«Я в Берлине. Сидоров» - страница 4
«„Прощай. Нельзя больше верить ни в солнце, ни в море“, — эти слова, произносимые распорядителем завещания, следует понимать как скрытое послание умершего», — пишут Оока М. и Таникава С.
Возможно, Аюкава здесь снова говорит о «божественном гонораре». На наш взгляд, данный фрагмент близок к поэтике Т. С. Элиота (традиция «Улисса» Дж. Джойса), поскольку Аюкава не разграничивает тут голос умершего и голос распорядителя.
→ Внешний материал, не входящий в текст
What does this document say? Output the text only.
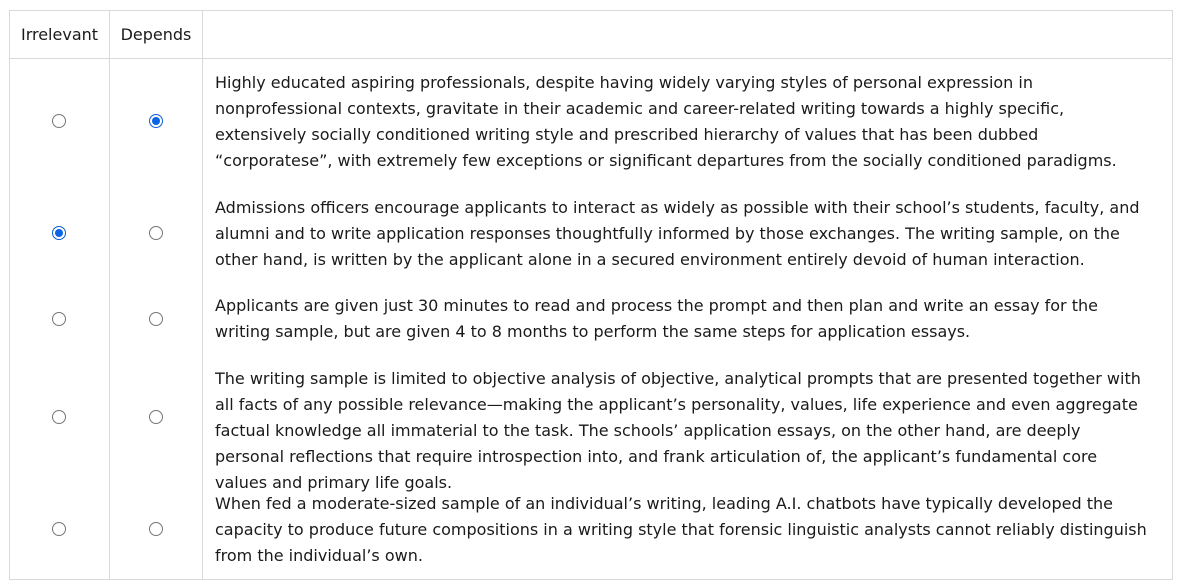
Irrelevant	Depends
Highly educated aspiring professionals, despite having widely varying styles of personal expression in nonprofessional contexts, gravitate in their academic and career-related writing towards a highly specific, extensively socially conditioned writing style and prescribed hierarchy of values that has been dubbed “corporatese”, with extremely few exceptions or significant departures from the socially conditioned paradigms.
Admissions officers encourage applicants to interact as widely as possible with their school’s students, faculty, and alumni and to write application responses thoughtfully informed by those exchanges. The writing sample, on the other hand, is written by the applicant alone in a secured environment entirely devoid of human interaction.
Applicants are given just 30 minutes to read and process the prompt and then plan and write an essay for the writing sample, but are given 4 to 8 months to perform the same steps for application essays.
The writing sample is limited to objective analysis of objective, analytical prompts that are presented together with all facts of any possible relevance—making the applicant’s personality, values, life experience and even aggregate factual knowledge all immaterial to the task. The schools’ application essays, on the other hand, are deeply personal reflections that require introspection into, and frank articulation of, the applicant’s fundamental core values and primary life goals.
When fed a moderate-sized sample of an individual’s writing, leading A.I. chatbots have typically developed the capacity to produce future compositions in a writing style that forensic linguistic analysts cannot reliably distinguish from the individual’s own.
Согласно комментарию Ооки Макото и Таникавы Сюнтаро, время, указанное в первой строке — осень сорок второго года — соотносится со временем, когда Аюкава был призван в армию. В следующих строках, помещенных в кавычки, приводятся заключительные слова из романа «Волшебная гора» Томаса Манна: «…останемся мы живы или нет, / виды наши на будущее плохи»[3].
Почему Аюкава использует именно эти слова, становится ясно из его «Военных заметок»: «Перед тем как я поступил на военную службу, я узнал о смерти на войне в Бирме моего уважаемого друга из „Арэти“ — Морикавы. <…> Я вспомнил его слова из последнего, адресованного мне, письма, которое он написал перед отправкой во Французский Индокитай: „Когда подумаешь обо мне, прочти последнюю страницу Волшебной горы. Останусь ли я жив или нет — виды мои на будущее плохи“»[4].
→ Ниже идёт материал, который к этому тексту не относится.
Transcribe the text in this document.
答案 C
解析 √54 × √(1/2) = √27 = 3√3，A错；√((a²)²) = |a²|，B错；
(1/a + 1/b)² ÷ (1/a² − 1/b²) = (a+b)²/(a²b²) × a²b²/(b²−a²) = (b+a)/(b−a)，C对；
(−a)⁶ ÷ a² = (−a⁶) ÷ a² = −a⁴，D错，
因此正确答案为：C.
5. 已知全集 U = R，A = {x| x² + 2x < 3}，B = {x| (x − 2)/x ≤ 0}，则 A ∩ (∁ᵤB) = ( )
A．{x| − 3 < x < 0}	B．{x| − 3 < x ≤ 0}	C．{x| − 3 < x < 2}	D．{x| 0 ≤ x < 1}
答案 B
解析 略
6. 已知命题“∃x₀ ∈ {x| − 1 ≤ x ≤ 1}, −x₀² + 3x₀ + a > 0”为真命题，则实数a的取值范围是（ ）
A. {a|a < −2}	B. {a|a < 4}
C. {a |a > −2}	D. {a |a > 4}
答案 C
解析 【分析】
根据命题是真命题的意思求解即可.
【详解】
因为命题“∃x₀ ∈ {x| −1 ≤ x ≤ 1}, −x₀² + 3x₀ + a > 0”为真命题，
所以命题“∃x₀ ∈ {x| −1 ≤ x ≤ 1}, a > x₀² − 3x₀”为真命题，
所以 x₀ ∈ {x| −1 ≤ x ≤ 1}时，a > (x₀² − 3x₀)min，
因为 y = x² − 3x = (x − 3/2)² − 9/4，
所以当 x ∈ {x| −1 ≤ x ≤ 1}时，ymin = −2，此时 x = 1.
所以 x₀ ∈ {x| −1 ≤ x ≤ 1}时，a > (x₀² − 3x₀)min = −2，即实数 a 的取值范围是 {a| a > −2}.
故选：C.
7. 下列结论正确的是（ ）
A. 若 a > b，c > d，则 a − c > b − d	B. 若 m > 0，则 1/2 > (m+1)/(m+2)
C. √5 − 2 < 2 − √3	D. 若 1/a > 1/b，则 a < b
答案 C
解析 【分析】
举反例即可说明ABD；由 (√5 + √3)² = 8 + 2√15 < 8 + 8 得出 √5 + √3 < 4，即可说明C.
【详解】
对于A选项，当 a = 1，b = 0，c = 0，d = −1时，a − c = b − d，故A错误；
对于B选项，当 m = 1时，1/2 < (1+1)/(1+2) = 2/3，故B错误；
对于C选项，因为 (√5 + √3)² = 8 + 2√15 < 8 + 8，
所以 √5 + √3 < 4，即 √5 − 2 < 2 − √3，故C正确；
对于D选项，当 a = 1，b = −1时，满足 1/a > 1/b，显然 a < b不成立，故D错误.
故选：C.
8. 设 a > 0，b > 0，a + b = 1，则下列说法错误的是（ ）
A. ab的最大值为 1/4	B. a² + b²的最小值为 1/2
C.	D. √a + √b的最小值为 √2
Как считают Оока М. и Таникава С., эти строки, цитирующие Т. Манна, не только свидетельствуют о том, что за инициалом «М» скрыто имя Морикавы Ёсинобу, но и отражают настроения послевоенной Японии. Кроме того, уже накануне войны у многих японцев возникло «предчувствие мрачного послевоенного времени и, естественно, они не могли одобрить войну». Отсюда проникнутые иронией следующие строки Аюкавы: «Так, подшучивая над собой, / в неуклюже сидящей на нас форме, / с нелепыми ружьями, / мы уходили из ночного квартала по одному / и гасли как огоньки».
Поэма «Америка» содержит фрагменты произведений разных авторов (Томаса Манна, Франца Кафки, Ёсинобу Морикавы, Поля Валери) и «вероятно, опирается на слова еще большего количества людей». Как иронично заметил сам Аюкава: «В этом произведении достаточно много плагиата». Разумеется, он имел в виду чужое слово, цитаты и, возможно, поэтическую традицию Т. С. Элиота.